Por: César Lorduy.
Ese era el anuncio que, por todos los barrios de la ciudad, hacían los hermanos Ariza desde un carro viejo al que le colgaban un par de cornetas y, a reglón seguido, invitaban a presenciar un espectáculo taurino a realizarse en la Plaza de Toros Monumental del Caribe, llamada comúnmente ‘El circo e toro’.
La plaza se empezó a construir en mayo de 1962 en un predio de 30.000 metros cuadrados ubicado entre la carrera 9 y 10 con calle 47, muy cerca de todos los lugares que sirvieron seguramente para ambientar la novela de Gabriel García Márquez Memoria de mis putas tristes, y que con lujo de detalles nos relata Adlai Stevenson Samper en su libro Polvos en la Arenosa.
Oficialmente se inauguró la plaza el 13 de diciembre de 1969, con una capacidad para 11.000 personas, y operó de manera casi que irregular hasta mediados de los años 80, bajo la tutela jurídica de una sociedad anónima en la que el municipio de Barranquilla y el Departamento del Atlántico tenían la mayoría accionaria.
Varios fueron los administradores de la plaza en calidad de arrendatarios y muchos los intentos por recuperarla, pero al final, y hasta mediados de la década 90, sirvió más para eventos musicales y religiosos, que para plaza de toros, y en virtud de su abandono se convirtió en un gigantesco botadero de basura que contaminaba el paisaje y el ambiente, el cual fue desterrado para dar paso a lo que hoy es un centro comercial y residencial.
Como no tenemos plaza de toros y tampoco debemos tener, Barranquilla ha estado ausente –por fortuna–, de imponer penas y castigos basados en la tortura a unos toros que, en algunos casos, proporcionan placer a un público ávido de sufrimiento, que alaba el castigo y se regocija en el dolor.
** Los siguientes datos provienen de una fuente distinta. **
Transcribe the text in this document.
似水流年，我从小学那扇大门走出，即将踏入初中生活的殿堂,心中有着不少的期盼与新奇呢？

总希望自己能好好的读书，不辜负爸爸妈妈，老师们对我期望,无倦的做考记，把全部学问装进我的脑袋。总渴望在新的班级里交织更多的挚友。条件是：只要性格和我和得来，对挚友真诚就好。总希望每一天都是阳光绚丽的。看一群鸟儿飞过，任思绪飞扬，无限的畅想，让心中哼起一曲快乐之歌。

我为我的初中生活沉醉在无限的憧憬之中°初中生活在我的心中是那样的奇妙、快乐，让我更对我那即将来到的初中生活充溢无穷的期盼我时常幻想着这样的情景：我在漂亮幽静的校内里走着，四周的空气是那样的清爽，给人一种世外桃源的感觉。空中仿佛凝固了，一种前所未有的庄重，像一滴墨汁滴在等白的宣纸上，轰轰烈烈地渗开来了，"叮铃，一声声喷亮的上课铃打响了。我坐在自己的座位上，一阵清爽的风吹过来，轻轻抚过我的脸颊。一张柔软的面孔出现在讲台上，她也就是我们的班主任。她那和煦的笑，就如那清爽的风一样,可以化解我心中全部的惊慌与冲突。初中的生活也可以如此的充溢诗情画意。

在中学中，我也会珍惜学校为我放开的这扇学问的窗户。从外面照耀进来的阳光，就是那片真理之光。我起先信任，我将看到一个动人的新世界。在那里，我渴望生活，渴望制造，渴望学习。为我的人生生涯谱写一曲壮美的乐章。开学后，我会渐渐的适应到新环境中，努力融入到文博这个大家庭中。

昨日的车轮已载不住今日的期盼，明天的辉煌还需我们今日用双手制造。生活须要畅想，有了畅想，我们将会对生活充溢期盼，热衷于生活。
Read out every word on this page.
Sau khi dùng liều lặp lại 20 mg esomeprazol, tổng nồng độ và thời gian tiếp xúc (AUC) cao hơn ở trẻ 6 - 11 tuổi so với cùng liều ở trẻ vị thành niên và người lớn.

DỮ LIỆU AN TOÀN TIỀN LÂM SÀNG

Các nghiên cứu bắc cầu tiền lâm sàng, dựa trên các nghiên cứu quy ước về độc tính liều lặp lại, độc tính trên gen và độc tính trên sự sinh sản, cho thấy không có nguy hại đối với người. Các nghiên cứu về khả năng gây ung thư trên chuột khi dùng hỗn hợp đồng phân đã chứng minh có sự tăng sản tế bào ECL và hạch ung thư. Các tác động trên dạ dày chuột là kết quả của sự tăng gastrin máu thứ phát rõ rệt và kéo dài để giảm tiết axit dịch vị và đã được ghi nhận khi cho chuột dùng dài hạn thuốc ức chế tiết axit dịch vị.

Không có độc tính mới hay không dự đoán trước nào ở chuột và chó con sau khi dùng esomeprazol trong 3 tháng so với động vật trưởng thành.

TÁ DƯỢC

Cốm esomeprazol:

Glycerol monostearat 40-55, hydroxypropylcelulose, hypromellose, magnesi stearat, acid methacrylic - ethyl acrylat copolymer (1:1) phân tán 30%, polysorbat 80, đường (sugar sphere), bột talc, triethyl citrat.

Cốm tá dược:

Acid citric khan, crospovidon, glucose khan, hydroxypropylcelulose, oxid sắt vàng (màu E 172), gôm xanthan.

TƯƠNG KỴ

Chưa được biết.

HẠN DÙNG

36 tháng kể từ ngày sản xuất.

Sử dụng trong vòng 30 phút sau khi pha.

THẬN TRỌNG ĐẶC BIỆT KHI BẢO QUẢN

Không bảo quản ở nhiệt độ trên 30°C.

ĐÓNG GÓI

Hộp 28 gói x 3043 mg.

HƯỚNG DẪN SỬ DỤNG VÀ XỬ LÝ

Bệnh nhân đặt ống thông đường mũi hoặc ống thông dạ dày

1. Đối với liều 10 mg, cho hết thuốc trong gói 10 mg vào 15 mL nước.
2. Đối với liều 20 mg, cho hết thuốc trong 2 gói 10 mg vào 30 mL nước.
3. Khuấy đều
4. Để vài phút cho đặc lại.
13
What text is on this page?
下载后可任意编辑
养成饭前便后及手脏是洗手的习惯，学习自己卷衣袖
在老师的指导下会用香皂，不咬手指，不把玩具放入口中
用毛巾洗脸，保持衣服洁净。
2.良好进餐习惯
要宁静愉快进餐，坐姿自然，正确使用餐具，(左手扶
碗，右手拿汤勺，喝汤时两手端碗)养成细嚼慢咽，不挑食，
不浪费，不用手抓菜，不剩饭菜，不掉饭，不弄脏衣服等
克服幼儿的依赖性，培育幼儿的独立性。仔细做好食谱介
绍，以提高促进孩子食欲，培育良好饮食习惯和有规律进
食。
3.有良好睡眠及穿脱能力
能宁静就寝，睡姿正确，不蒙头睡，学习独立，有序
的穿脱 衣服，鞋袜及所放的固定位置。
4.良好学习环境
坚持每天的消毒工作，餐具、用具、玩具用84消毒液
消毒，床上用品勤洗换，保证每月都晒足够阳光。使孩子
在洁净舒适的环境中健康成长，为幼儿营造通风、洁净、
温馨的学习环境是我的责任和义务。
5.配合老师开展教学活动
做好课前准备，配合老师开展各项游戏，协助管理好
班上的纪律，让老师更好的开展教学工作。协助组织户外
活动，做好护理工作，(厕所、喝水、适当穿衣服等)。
La Ley 84 de 1989 dispuso que los animales en general tiene el derecho a no ser tratados cruelmente, ni a ser torturados, a menos que los mismos hagan parte de las corridas de toros, las corralejas, etc, decisión avalada por la mayoría de la Corte Constitucional (Sentencia C-666/10). Esto originó la aclaración de voto del magistrado Nilson Pinilla, quien manifestó que dichos espectáculos incitan a atormentar a estos seres, antes, durante y después de la presentación, lo que va en contra del interés general de erradicación de la violencia y desdice de la propia dignidad humana, tan degradada cuando el hombre goza con el dolor, lo cual genera una contracultura representada en crueles manifestaciones, como son las corridas de toros y, peor aún, las corralejas, en cuanto también convierten en motivo de diversión las lesiones contra seres humanos.
La Ley 916 de 2004, por la cual se establece el Reglamento Taurino, también fue defendida por la Corte Constitucional (Sentencia T-296/13) y por eso no se ha permitido que otras autoridades distintas del Congreso prohíban las corridas de toros y, peor aún, las corralejas, ya que la tortura, la sevicia y el maltrato animal, que no hace parte de la Ley General de Cultura, debe ser detallado por ese órgano legislativo que tiene la última palabra, y que ojalá comprenda que “dañar por negligencia o crueldad, cualquier vida, es incompatible con la verdadera ética”, tal como lo dijera el Nobel de Paz Albert Schweitzer.